Auf den ersten Blick schien da die von Afrikavenir initiierte Zusammenarbeit mit dem Verein Recherche International und dem Kölner Journalisten Karl Rössel (Jungle World 36/09) nahezuliegen. Recherche International hatte 2005 das Thema erstmals in seiner globalen Tragweite in dem Buch »Unsere Opfer zählen nicht: Die Dritte Welt im Zweiten Weltkrieg« dem deutschen Publikum zugänglich gemacht. Auf 400 Seiten zeigen die Autoren, darunter Rössel, die vielen außereuropäischen Schauplätze des Krieges, die bislang in keinem deutschen Schulbuch Erwähnung finden: China, Korea, Burma, der Südpazifik, Äthiopien, die Philippinen und andere. Die Menschen hinter den Opferstatistiken bekommen durch die zahlreichen Interviews und Zeitzeugenberichte ein Gesicht, und es gelingt, den Leser nicht nur auf der Wissensebene, sondern auch emotional anzusprechen.

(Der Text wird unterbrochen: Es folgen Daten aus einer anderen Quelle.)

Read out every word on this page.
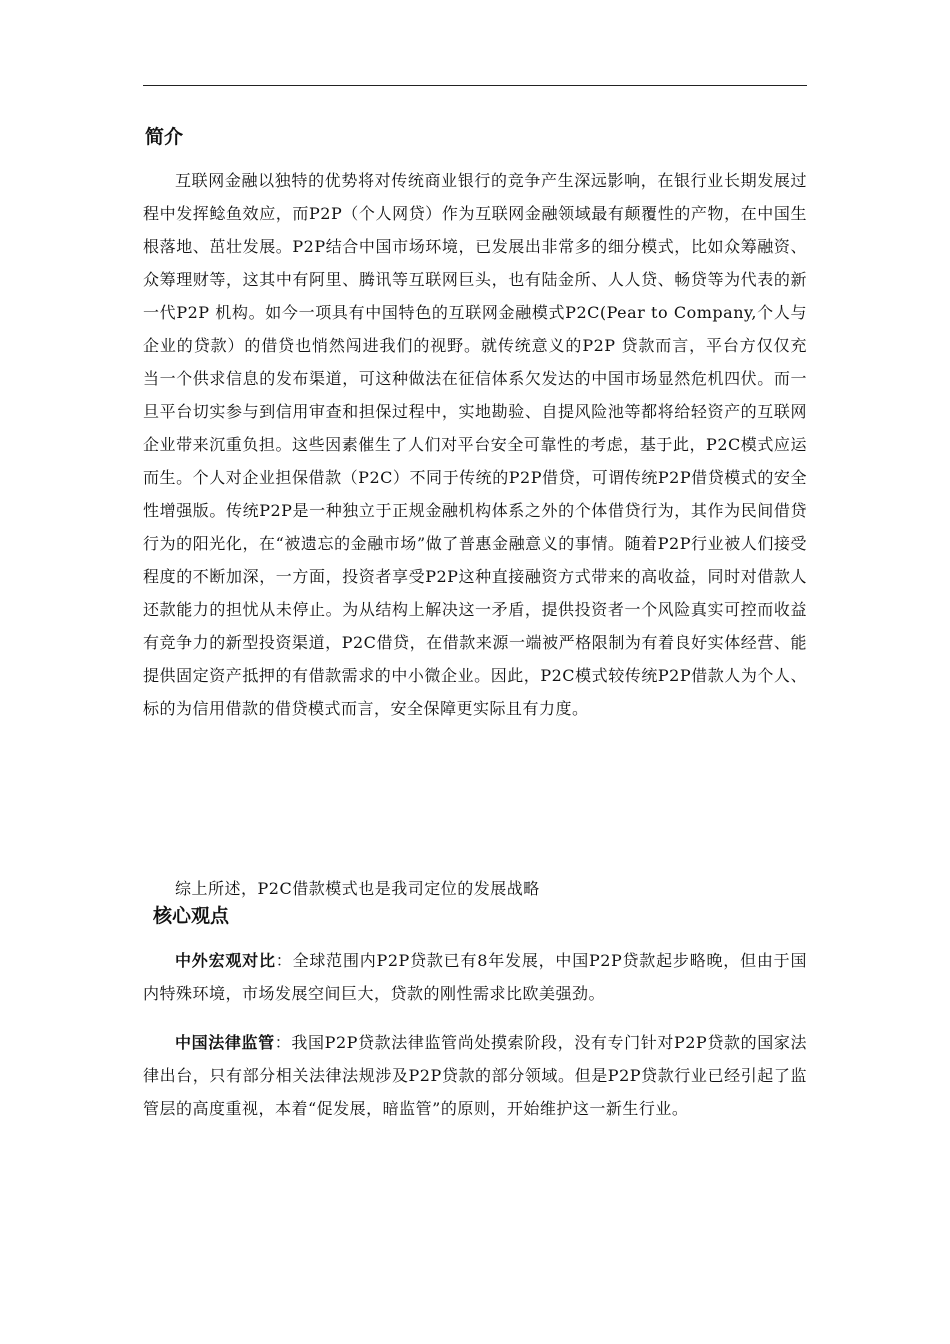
简介

互联网金融以独特的优势将对传统商业银行的竞争产生深远影响，在银行业长期发展过程中发挥鲶鱼效应，而P2P（个人网贷）作为互联网金融领域最有颠覆性的产物，在中国生根落地、茁壮发展。P2P结合中国市场环境，已发展出非常多的细分模式，比如众筹融资、众筹理财等，这其中有阿里、腾讯等互联网巨头，也有陆金所、人人贷、畅贷等为代表的新一代P2P 机构。如今一项具有中国特色的互联网金融模式P2C(Pear to Company,个人与企业的贷款）的借贷也悄然闯进我们的视野。就传统意义的P2P 贷款而言，平台方仅仅充当一个供求信息的发布渠道，可这种做法在征信体系欠发达的中国市场显然危机四伏。而一旦平台切实参与到信用审查和担保过程中，实地勘验、自提风险池等都将给轻资产的互联网企业带来沉重负担。这些因素催生了人们对平台安全可靠性的考虑，基于此，P2C模式应运而生。个人对企业担保借款（P2C）不同于传统的P2P借贷，可谓传统P2P借贷模式的安全性增强版。传统P2P是一种独立于正规金融机构体系之外的个体借贷行为，其作为民间借贷行为的阳光化，在“被遗忘的金融市场”做了普惠金融意义的事情。随着P2P行业被人们接受程度的不断加深，一方面，投资者享受P2P这种直接融资方式带来的高收益，同时对借款人还款能力的担忧从未停止。为从结构上解决这一矛盾，提供投资者一个风险真实可控而收益有竞争力的新型投资渠道，P2C借贷，在借款来源一端被严格限制为有着良好实体经营、能提供固定资产抵押的有借款需求的中小微企业。因此，P2C模式较传统P2P借款人为个人、标的为信用借款的借贷模式而言，安全保障更实际且有力度。

综上所述，P2C借款模式也是我司定位的发展战略

核心观点

中外宏观对比：全球范围内P2P贷款已有8年发展，中国P2P贷款起步略晚，但由于国内特殊环境，市场发展空间巨大，贷款的刚性需求比欧美强劲。

中国法律监管：我国P2P贷款法律监管尚处摸索阶段，没有专门针对P2P贷款的国家法律出台，只有部分相关法律法规涉及P2P贷款的部分领域。但是P2P贷款行业已经引起了监管层的高度重视，本着“促发展，暗监管”的原则，开始维护这一新生行业。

Ein im Verhältnis zu diesen Schilderungen sehr viel kleinerer Teil des Buches beschäftigt sich mit der Kollaboration mit den Achsenmächten in Asien, Afrika, Ozeanien und Lateinamerika, denn »die Kolonialisierten im Zweiten Weltkrieg (waren) nicht bloß Opfer«. Die Reaktionen auf das Buch, das auch viel Material für den Unterricht bietet, waren durchweg positiv. Tatsächlich passten jedoch die Konzeption der Ausstellung von Rössel – der, wenn man so will, das »Buch im Großformat«, also auf 96 Schautafeln zusammengefasst und mit Hörstationen und Videoinstallationen ergänzt hat – und Ebénés Wunsch nach einer »Hommage« an die bisher ungehörten Helden und Opfer von Beginn an nicht zueinander. Hauptkonfliktpunkt war, dass Kurator Rössel neben dem Gedenken an die unbekannten Opfer und Befreier auch einige Schautafeln über Kollaborateure und Antisemiten außerhalb Europas und Nordamerikas in die Ausstellung miteinbezog. Diese Konzeption entsprach der des Buches.

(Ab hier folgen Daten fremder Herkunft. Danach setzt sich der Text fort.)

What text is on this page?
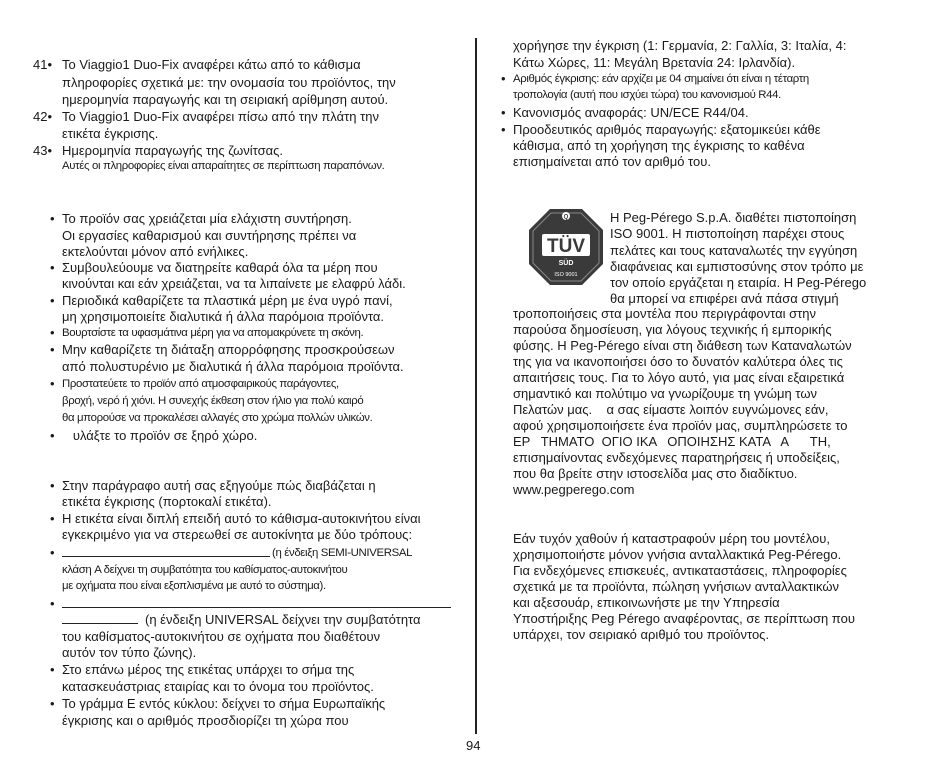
41• Το Viaggio1 Duo-Fix αναφέρει κάτω από το κάθισμα
πληροφορίες σχετικά με: την ονομασία του προϊόντος, την
ημερομηνία παραγωγής και τη σειριακή αρίθμηση αυτού.
42• Το Viaggio1 Duo-Fix αναφέρει πίσω από την πλάτη την
ετικέτα έγκρισης.
43• Ημερομηνία παραγωγής της ζωνίτσας.
Αυτές οι πληροφορίες είναι απαραίτητες σε περίπτωση παραπόνων.
• Το προϊόν σας χρειάζεται μία ελάχιστη συντήρηση.
Οι εργασίες καθαρισμού και συντήρησης πρέπει να
εκτελούνται μόνον από ενήλικες.
• Συμβουλεύουμε να διατηρείτε καθαρά όλα τα μέρη που
κινούνται και εάν χρειάζεται, να τα λιπαίνετε με ελαφρύ λάδι.
• Περιοδικά καθαρίζετε τα πλαστικά μέρη με ένα υγρό πανί,
μη χρησιμοποιείτε διαλυτικά ή άλλα παρόμοια προϊόντα.
• Βουρτσίστε τα υφασμάτινα μέρη για να απομακρύνετε τη σκόνη.
• Μην καθαρίζετε τη διάταξη απορρόφησης προσκρούσεων
από πολυστυρένιο με διαλυτικά ή άλλα παρόμοια προϊόντα.
• Προστατεύετε το προϊόν από ατμοσφαιρικούς παράγοντες,
βροχή, νερό ή χιόνι. Η συνεχής έκθεση στον ήλιο για πολύ καιρό
θα μπορούσε να προκαλέσει αλλαγές στο χρώμα πολλών υλικών.
• υλάξτε το προϊόν σε ξηρό χώρο.
• Στην παράγραφο αυτή σας εξηγούμε πώς διαβάζεται η
ετικέτα έγκρισης (πορτοκαλί ετικέτα).
• Η ετικέτα είναι διπλή επειδή αυτό το κάθισμα-αυτοκινήτου είναι
εγκεκριμένο για να στερεωθεί σε αυτοκίνητα με δύο τρόπους:
•	(η ένδειξη SEMI-UNIVERSAL
κλάση A δείχνει τη συμβατότητα του καθίσματος-αυτοκινήτου
με οχήματα που είναι εξοπλισμένα με αυτό το σύστημα).
•
(η ένδειξη UNIVERSAL δείχνει την συμβατότητα
του καθίσματος-αυτοκινήτου σε οχήματα που διαθέτουν
αυτόν τον τύπο ζώνης).
• Στο επάνω μέρος της ετικέτας υπάρχει το σήμα της
κατασκευάστριας εταιρίας και το όνομα του προϊόντος.
• Το γράμμα E εντός κύκλου: δείχνει το σήμα Ευρωπαϊκής
έγκρισης και ο αριθμός προσδιορίζει τη χώρα που
χορήγησε την έγκριση (1: Γερμανία, 2: Γαλλία, 3: Ιταλία, 4:
Κάτω Χώρες, 11: Μεγάλη Βρετανία 24: Ιρλανδία).
• Αριθμός έγκρισης: εάν αρχίζει με 04 σημαίνει ότι είναι η τέταρτη
τροπολογία (αυτή που ισχύει τώρα) του κανονισμού R44.
• Κανονισμός αναφοράς: UN/ECE R44/04.
• Προοδευτικός αριθμός παραγωγής: εξατομικεύει κάθε
κάθισμα, από τη χορήγηση της έγκρισης το καθένα
επισημαίνεται από τον αριθμό του.
Η Peg-Pérego S.p.A. διαθέτει πιστοποίηση
ISO 9001. Η πιστοποίηση παρέχει στους
πελάτες και τους καταναλωτές την εγγύηση
διαφάνειας και εμπιστοσύνης στον τρόπο με
τον οποίο εργάζεται η εταιρία. Η Peg-Pérego
θα μπορεί να επιφέρει ανά πάσα στιγμή
τροποποιήσεις στα μοντέλα που περιγράφονται στην
παρούσα δημοσίευση, για λόγους τεχνικής ή εμπορικής
φύσης. Η Peg-Pérego είναι στη διάθεση των Καταναλωτών
της για να ικανοποιήσει όσο το δυνατόν καλύτερα όλες τις
απαιτήσεις τους. Για το λόγο αυτό, για μας είναι εξαιρετικά
σημαντικό και πολύτιμο να γνωρίζουμε τη γνώμη των
Πελατών μας.    α σας είμαστε λοιπόν ευγνώμονες εάν,
αφού χρησιμοποιήσετε ένα προϊόν μας, συμπληρώσετε το
ΕΡ   ΤΗΜΑΤΟ  ΟΓΙΟ ΙΚΑ   ΟΠΟΙΗΣΗΣ ΚΑΤΑ   Α      ΤΗ,
επισημαίνοντας ενδεχόμενες παρατηρήσεις ή υποδείξεις,
που θα βρείτε στην ιστοσελίδα μας στο διαδίκτυο.
www.pegperego.com
Εάν τυχόν χαθούν ή καταστραφούν μέρη του μοντέλου,
χρησιμοποιήστε μόνον γνήσια ανταλλακτικά Peg-Pérego.
Για ενδεχόμενες επισκευές, αντικαταστάσεις, πληροφορίες
σχετικά με τα προϊόντα, πώληση γνήσιων ανταλλακτικών
και αξεσουάρ, επικοινωνήστε με την Υπηρεσία
Υποστήριξης Peg Pérego αναφέροντας, σε περίπτωση που
υπάρχει, τον σειριακό αριθμό του προϊόντος.
Q
TÜV
SÜD
ISO 9001
94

Dies jedoch wiederstrebte Ebéné nun. Gegenüber dem Tagesspiegel äußerte sie sich am 27. August so: »Geplant war eine Hommage an die gefallenen POCs (People of Colour), die Deutschland vom Faschismus befreiten.« Auch bei anderen Gedenkveranstaltungen, etwa zu Stauffenberg, zeige man nicht auf die Kollaborateure. Dass Rössel dies gemacht habe, sei »rassistisch«.
Harsche Worte, die auf der Pressekonferenz eine Woche später nicht mehr wiederholt wurden. »Wir sind der Auffassung, dass es den Besucher überfordert, wenn man Opfer und Kollaborateure in einem Atemzug nennt, gerade weil sich die Ausstellung vornehmlich an Schüler richtet. Beides sind wichtige Themen, aber es braucht zwei Ausstellungen dafür«, so Giesel, der »voll hinter der Auffassung der Geschäftsführerin« stehe. Ebéné selbst bringt ihre Kritik mit Verweis auf ihren biografischen Hintergrund auf den Punkt: »Mein verstorbener Vater hat an der Seite Frantz Fanons für das freie Frankreich gekämpft. Ich will nicht, dass solche Menschen in der gleichen Ausstellung wie Nazi-Verbrecher auftauchen.«
Tatsächlich kam ihre angeblich von »Beginn an deutlich gemachte« Auffassung nicht so an, wie sie gemeint war. Die Ablehnung der Ausstellung am 24. August kam für den Verein Africavenir überraschend. Man habe zwar von den Kritikpunkten der Geschäftsführerin gewusst, sei jedoch nicht von einer grundsätzlichen Ablehnung des Ausstellungskonzepts ausgegangen, so Judith Strohm, Zweite Vorsitzende des Vereins. Karl Rössel und Recherche International versendeten eine Pressemitteilung, in der von einem »Zensur-Ultimatum eine Woche vor der Vernissage« die Rede war, weil der »Ausstellungsteil über arabische NS-Kollaborateure« nicht gezeigt werden dürfe. Zumindest indirekt legte die Mitteilung nahe, dass Frau Ebéné eine Auseinandersetzung insbesondere mit den arabisch-palästinensischen Kollabo­rateuren der Achsenmächte grundsätzlich ablehne. Diese Wahrnehmung wurde von der Berliner Presse und diversen Politikern übernommen. Der Tagesspiegel sprach von »Zensur«, die BZ vom »Kniefall«, und der Neuköllner Bezirksbürgermeister Heinz Buschkowsky (SPD) vermutete eine Intervention arabischer »Platzhirsche«, obwohl in der Werkstatt der Kulturen nicht einmal arabische Vereine organisiert sind.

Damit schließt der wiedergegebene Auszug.